The Bipartistan Infrastructure Law will bring historic investments to clean water, including PFAS mitigation
Out of $50 billion in clean water investments, $10 billion will go to emerging contaminants like PFAS.
The Biden Administration’s recent infrastructure bill will provide billions of dollars to address drinking water contamination, including from emerging contaminants like PFAS.
Per- and Polyfluoroalkyl substances are emerging contaminants that are strongly associated with negative health outcomes like cancers, high cholesterol, high blood pressure, and decreased vaccine response. Although the substances were invented in the 1940s, PFAS can now be found in the blood of 99% of living humans. Multiple studies have shown elevated levels of PFAS in the blood of residents near the contaminated Cape Fear River.
At a press conference next to the Cape Fear River, Wilmington Mayor Bill Saffo said there would be $10 billion invested in addressing such contamination across the country, with some of that money coming to Wilmington down the line.
“We're all dealing with [PFAS],” Saffo said. “Bladen County is dealing with it, all the way up the Cape Fear River, Greensboro, everybody's dealing with it. So everybody's going to be asking for some filtration process to protect their water systems. We're just like everybody else, we're going to be asking for ours and we're gonna be fighting for our share.”
$1 billion of the funding is set to help wastewater utilities prevent PFAS discharges into rivers- a known contamination source for the Haw River, a tributary of the Cape Fear.

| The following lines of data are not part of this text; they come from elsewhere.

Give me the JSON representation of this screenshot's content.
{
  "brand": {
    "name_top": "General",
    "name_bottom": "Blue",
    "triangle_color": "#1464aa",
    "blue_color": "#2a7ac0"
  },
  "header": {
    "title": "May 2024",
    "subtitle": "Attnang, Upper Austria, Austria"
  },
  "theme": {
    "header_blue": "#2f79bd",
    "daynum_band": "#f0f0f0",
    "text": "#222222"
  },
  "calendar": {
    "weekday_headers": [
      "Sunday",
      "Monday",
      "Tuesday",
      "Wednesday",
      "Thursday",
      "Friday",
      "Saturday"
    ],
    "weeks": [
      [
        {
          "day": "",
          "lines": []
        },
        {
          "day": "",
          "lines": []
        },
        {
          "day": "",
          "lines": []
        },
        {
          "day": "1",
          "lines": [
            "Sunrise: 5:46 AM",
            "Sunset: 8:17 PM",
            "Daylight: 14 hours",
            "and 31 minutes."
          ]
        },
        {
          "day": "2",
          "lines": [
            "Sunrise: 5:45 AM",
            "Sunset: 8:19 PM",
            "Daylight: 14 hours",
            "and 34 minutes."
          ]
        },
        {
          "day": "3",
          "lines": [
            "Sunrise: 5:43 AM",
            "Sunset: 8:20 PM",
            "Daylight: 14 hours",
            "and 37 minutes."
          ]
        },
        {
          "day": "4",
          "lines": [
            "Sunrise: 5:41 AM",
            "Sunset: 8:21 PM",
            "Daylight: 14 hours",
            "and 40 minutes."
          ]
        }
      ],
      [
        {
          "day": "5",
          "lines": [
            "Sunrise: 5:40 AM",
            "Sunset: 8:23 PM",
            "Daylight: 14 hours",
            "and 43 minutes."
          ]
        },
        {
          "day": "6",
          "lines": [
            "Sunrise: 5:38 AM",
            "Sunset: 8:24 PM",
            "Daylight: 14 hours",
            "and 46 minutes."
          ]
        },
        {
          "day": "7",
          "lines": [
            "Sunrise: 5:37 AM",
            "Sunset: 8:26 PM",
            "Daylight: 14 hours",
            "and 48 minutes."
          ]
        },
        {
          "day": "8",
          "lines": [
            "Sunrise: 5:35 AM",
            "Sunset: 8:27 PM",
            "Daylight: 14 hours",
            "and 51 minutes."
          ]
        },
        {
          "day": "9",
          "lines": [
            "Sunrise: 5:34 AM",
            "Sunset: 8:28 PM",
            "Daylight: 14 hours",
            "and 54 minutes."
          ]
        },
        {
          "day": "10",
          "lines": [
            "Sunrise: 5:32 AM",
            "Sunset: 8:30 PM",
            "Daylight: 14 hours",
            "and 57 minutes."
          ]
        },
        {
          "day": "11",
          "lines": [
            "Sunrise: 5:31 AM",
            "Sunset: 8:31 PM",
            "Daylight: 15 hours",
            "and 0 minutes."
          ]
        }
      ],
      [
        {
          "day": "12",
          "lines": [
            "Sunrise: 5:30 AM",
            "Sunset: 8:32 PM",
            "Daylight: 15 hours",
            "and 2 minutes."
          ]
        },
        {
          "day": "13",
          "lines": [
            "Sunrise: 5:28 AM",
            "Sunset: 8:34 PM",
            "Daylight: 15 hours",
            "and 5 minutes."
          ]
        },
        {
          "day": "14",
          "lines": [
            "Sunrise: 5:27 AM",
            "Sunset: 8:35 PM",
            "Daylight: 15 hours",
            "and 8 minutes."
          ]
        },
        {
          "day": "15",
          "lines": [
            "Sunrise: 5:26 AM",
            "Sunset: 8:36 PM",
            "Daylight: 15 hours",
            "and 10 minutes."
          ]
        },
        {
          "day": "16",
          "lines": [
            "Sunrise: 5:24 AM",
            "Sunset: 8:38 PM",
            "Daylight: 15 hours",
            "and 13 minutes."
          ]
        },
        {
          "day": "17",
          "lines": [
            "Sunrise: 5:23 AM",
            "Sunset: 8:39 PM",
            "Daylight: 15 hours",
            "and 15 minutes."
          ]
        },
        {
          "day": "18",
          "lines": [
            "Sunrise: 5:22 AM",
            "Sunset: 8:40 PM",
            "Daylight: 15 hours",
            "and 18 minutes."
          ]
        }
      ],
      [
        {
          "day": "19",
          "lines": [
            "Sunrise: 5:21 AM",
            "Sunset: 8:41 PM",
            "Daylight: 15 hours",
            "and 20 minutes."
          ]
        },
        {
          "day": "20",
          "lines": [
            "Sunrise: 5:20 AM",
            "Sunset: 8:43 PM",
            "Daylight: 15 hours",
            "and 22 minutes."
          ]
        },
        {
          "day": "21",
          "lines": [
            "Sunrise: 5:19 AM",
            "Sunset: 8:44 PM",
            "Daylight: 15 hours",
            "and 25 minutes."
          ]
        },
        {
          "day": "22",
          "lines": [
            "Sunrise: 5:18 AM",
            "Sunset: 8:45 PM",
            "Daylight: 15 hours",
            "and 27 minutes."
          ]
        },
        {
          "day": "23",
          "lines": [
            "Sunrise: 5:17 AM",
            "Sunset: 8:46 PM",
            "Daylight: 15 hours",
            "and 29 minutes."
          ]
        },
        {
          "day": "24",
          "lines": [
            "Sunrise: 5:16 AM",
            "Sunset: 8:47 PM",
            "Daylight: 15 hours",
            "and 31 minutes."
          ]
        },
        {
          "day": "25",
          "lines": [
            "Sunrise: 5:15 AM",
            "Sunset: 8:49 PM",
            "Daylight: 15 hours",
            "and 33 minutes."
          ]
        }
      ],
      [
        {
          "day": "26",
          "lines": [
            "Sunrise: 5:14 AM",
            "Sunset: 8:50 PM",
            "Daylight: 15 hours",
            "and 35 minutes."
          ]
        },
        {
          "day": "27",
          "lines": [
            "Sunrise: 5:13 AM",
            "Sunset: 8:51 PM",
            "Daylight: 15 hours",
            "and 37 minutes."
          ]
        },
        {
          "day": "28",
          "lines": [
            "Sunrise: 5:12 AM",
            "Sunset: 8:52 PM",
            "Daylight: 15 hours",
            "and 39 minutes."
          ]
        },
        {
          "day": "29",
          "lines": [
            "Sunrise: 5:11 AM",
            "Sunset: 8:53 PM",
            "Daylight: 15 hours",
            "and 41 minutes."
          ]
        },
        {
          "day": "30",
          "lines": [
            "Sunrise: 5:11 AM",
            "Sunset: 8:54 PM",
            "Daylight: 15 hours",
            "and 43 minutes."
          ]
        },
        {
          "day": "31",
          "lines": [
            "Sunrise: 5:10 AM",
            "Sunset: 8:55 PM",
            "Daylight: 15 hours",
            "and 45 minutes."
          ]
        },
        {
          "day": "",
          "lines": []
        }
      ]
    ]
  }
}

The other $9 billion is focused on drinking water and water infrastructure improvements through state revolving funds and EPA grants.
The funds addressing PFAS are part of more than $50 billion from the infrastructure bill that will be invested into clean water. Cape Fear River Keeper Kemp Burdette said the funding is “the largest investment and water protection in this country ever, and it shows government is serious about tackling the issue of our time.”
While one company, Chemours, has been held financially liable for its discharges and has now limited most of its discharges into the Cape Fear River, the waterway remains contaminated from Chemours and other sources. The Cape Fear Public Utility Authority is constructing an advanced water filter to remove PFAS from the drinking water, and is suing Chemours for $43 million in construction costs.
It’s still unclear exactly how the funding from the infrastructure bill will be allocated, but Representative Deb Butler of Wilmington said she has confidence in EPA Director Michael Regan. Regan was the head of the North Carolina department of Environmental quality before taking over the EPA earlier this year.
“He was at the helm when PFAS was discovered in the water system,” Butler said, “So he is keenly aware of this issue. And I am confident that that is why it has risen to such national importance. And so I am sure that North Carolina and the treatment of this issue is going to get its fair due because he is in charge of championing it.”
Under Regan’s leadership, the EPA has put new focus on PFAS, and announced a PFAS roadmap in October. It includes final toxicity assessments for GenX, the primary contaminant from Chemours, alongside five other PFAS. Numerous advocates have said they hope to see significant regulations on all PFAS as a category, not just individual chemicals, and perhaps even an outright ban.